Spatial transcriptomic characteristics of gastric cancer in young and the expression and role of TMEM176B in gastric cancer cells.

Abstract

Background: Gastric cancer in young (GCY) is increasing in incidence with poor prognosis. Current screening and molecular methods are inadequate, necessitating new approaches to explore its pathogenesis. This study used spatial transcriptomic sequencing (ST-seq) to analyze the cellular composition of gastric cancer (GC) tumors, compare gene expression patterns, explore signaling pathways, and investigate the role of the differentially expressed gene (DEG) TMEM176B in GCY.

Methods: The surgical specimens of six patients with GCY were included to construct a tissue microarray containing the tumor core region (TCR), cancer-adjacent tissue (CAT), and normal gastric tissue (NGT). ST-seq was performed to obtain the transcript expression levels at different spatial locations. After quality control, normalization, standardization, clustering, dimensionality reduction, and cell-type prediction analyses were carried out to identify the DEGs. Gene Ontology and Kyoto Encyclopedia of Genes and Genomes pathway analyses were used to clarify the underlying mechanisms of GC. Based on the results, TMEM176B was selected for functional analysis. Western blotting was used to assess TMEM176B expression in normal gastric cells and cancerous cells. shRNA-mediated TMEM176B knockdown in cancer cells was used for phenotypic analysis, proliferation assays, and apoptosis experiments.

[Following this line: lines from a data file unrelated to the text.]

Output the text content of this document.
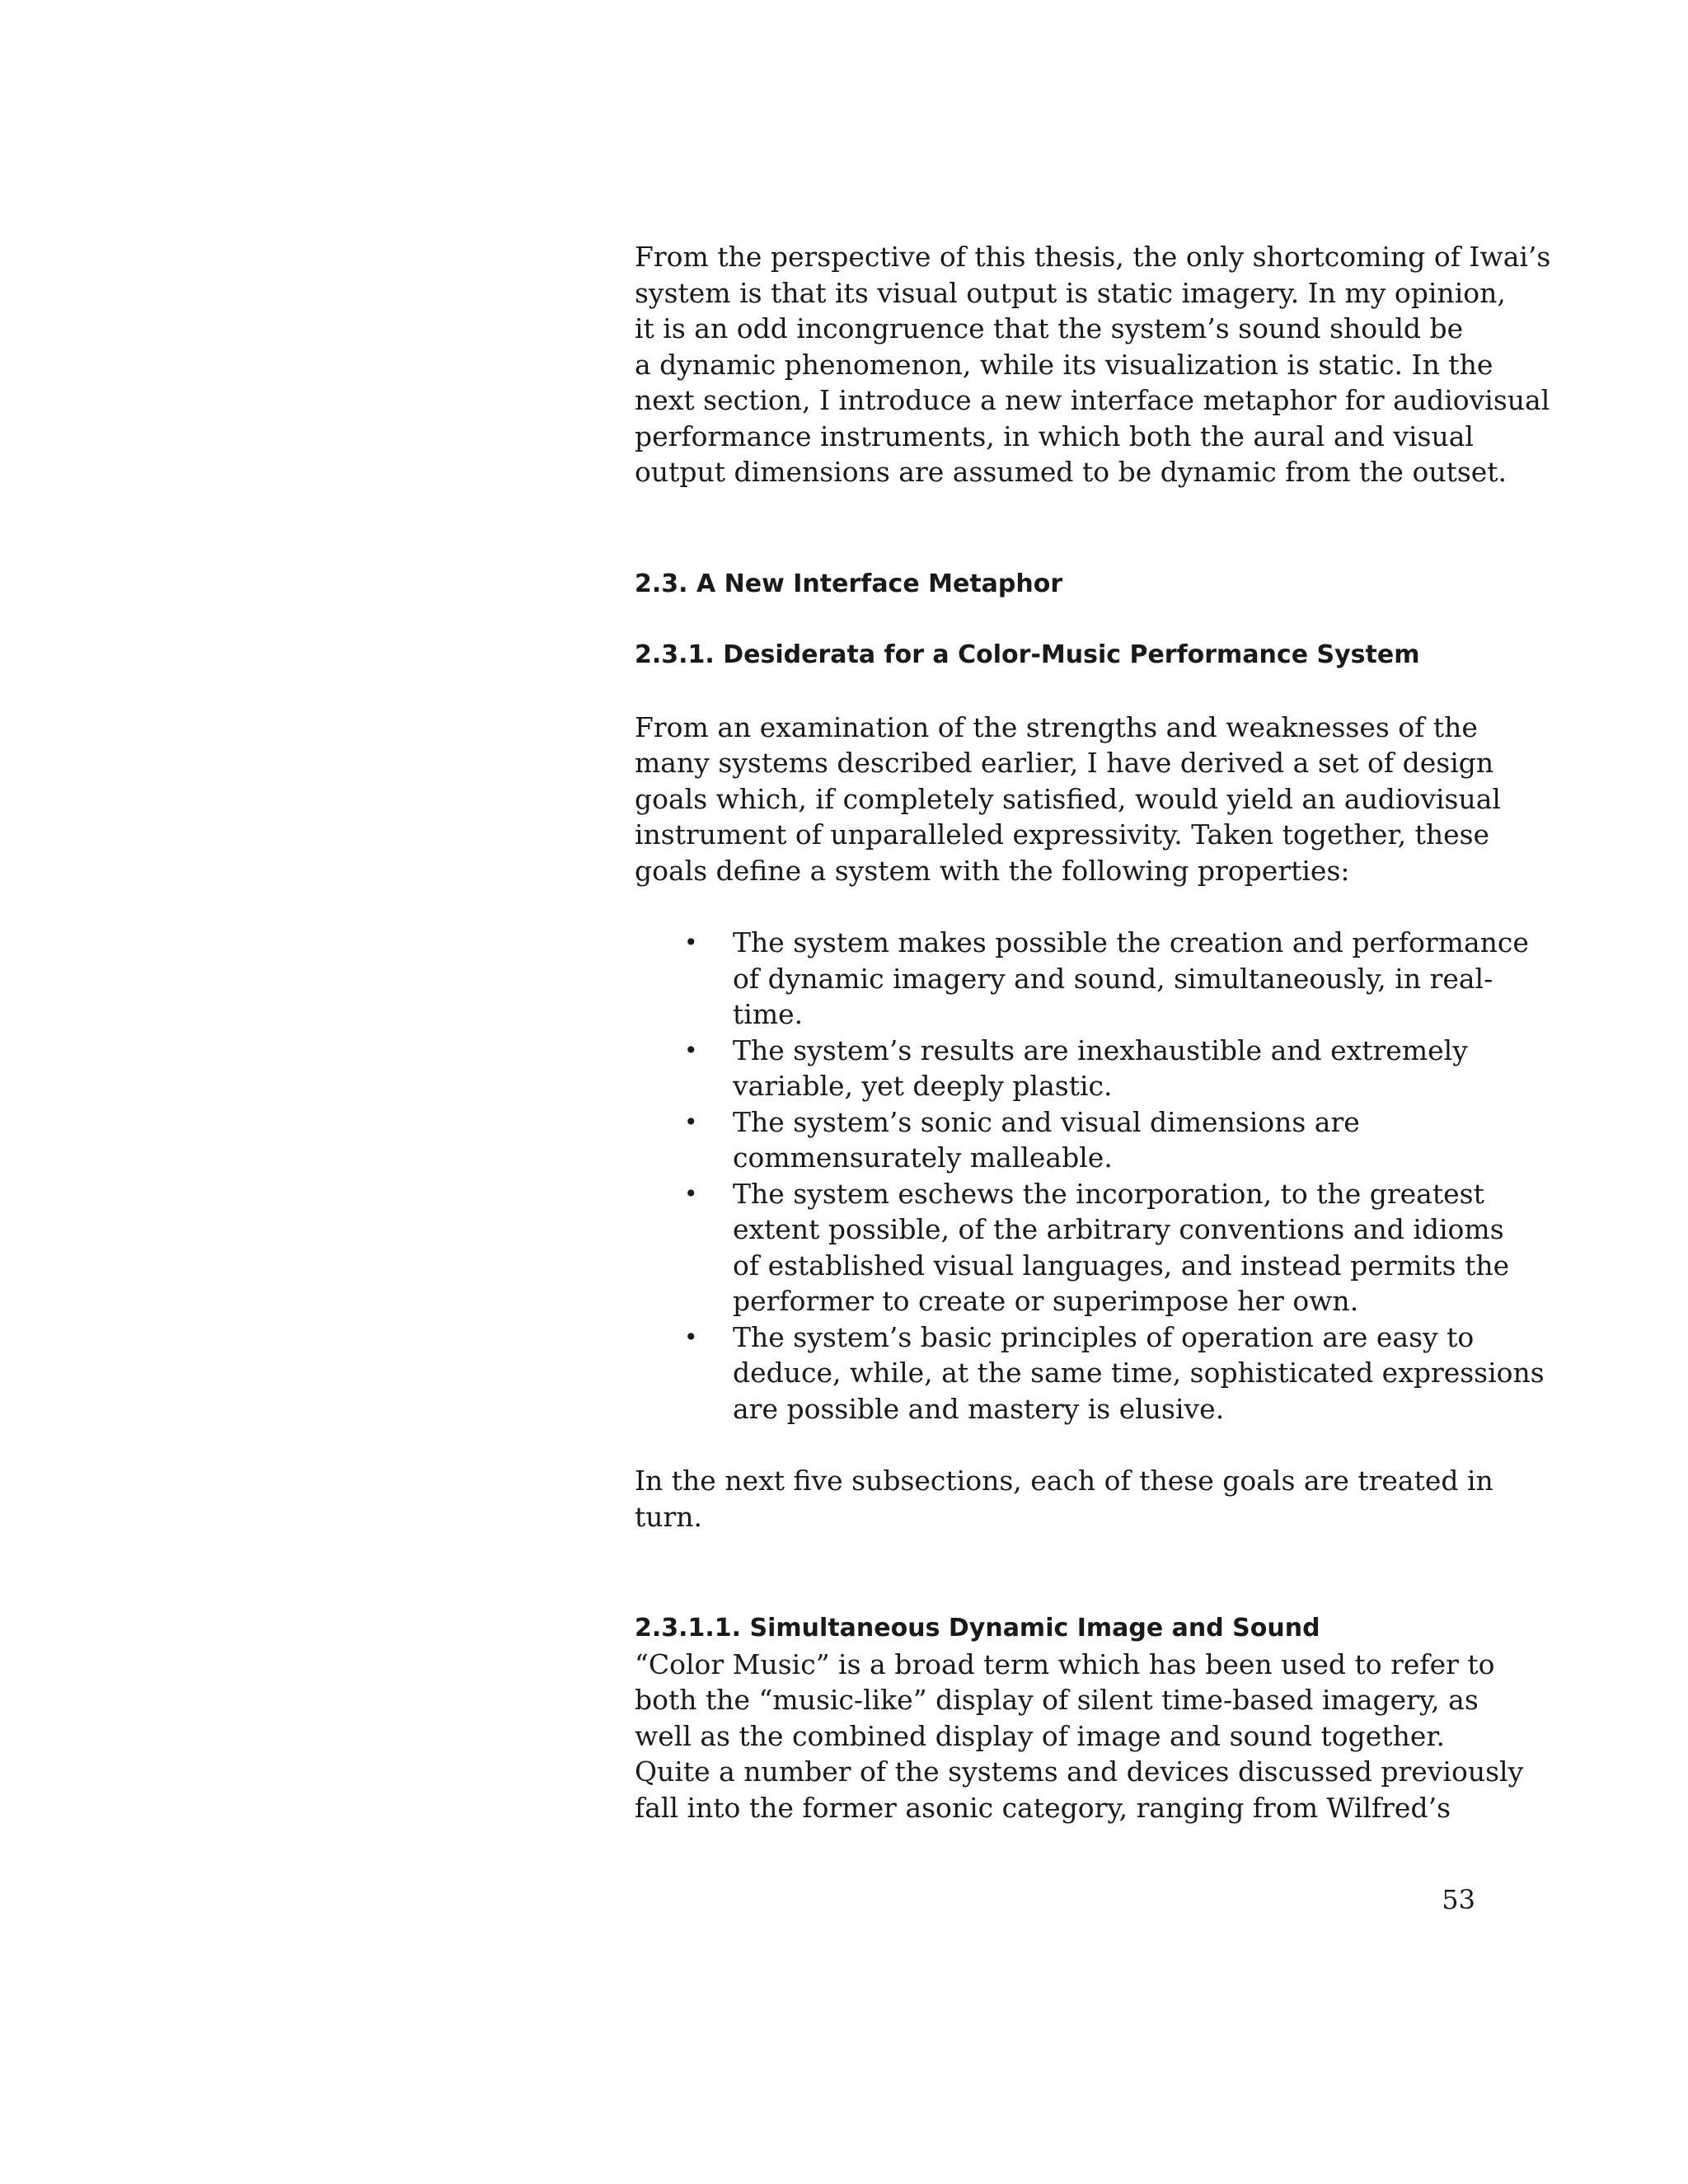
From the perspective of this thesis, the only shortcoming of Iwai’s
system is that its visual output is static imagery. In my opinion,
it is an odd incongruence that the system’s sound should be
a dynamic phenomenon, while its visualization is static. In the
next section, I introduce a new interface metaphor for audiovisual
performance instruments, in which both the aural and visual
output dimensions are assumed to be dynamic from the outset.

2.3. A New Interface Metaphor
2.3.1. Desiderata for a Color-Music Performance System

From an examination of the strengths and weaknesses of the
many systems described earlier, I have derived a set of design
goals which, if completely satisfied, would yield an audiovisual
instrument of unparalleled expressivity. Taken together, these
goals define a system with the following properties:

• The system makes possible the creation and performance
of dynamic imagery and sound, simultaneously, in real-
time.
• The system’s results are inexhaustible and extremely
variable, yet deeply plastic.
• The system’s sonic and visual dimensions are
commensurately malleable.
• The system eschews the incorporation, to the greatest
extent possible, of the arbitrary conventions and idioms
of established visual languages, and instead permits the
performer to create or superimpose her own.
• The system’s basic principles of operation are easy to
deduce, while, at the same time, sophisticated expressions
are possible and mastery is elusive.

In the next five subsections, each of these goals are treated in
turn.

2.3.1.1. Simultaneous Dynamic Image and Sound

“Color Music” is a broad term which has been used to refer to
both the “music-like” display of silent time-based imagery, as
well as the combined display of image and sound together.
Quite a number of the systems and devices discussed previously
fall into the former asonic category, ranging from Wilfred’s

53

Results: This study identified heterogeneous cell populations in GCY tissues. Exactly 18,082 DEGs were found between the TCR and CAT, mainly enriched in the IL-17, AGE-RAGE, and relaxin pathways. Moreover, 17,586 DEGs were identified between the TCR and NGT, primarily related to the HIF-1 and apoptosis pathways. TMEM176B was a key DEG in the TCR vs. CAT and TCR vs. NGT comparisons. It was highly expressed in GCY tissues and GC cell lines. Further analysis using The Cancer Genome Atlas database confirmed its oncogenic effects. TMEM176B knockdown in GC cell lines inhibited cell proliferation (reduced CCK8 and colony formation), increased apoptosis (higher Bax/Bcl2 ratio), and arrested the cell cycle in the G0/G1 phase.

Conclusions: This study used ST-seq to map the transcriptomic profiles of the TCR, CAT, and NGT in patients with GCY, investigating gene spatial expression patterns and tumor heterogeneity. We identified TMEM176B's role in GC development and progression, offering molecular targets and a foundation for future treatments.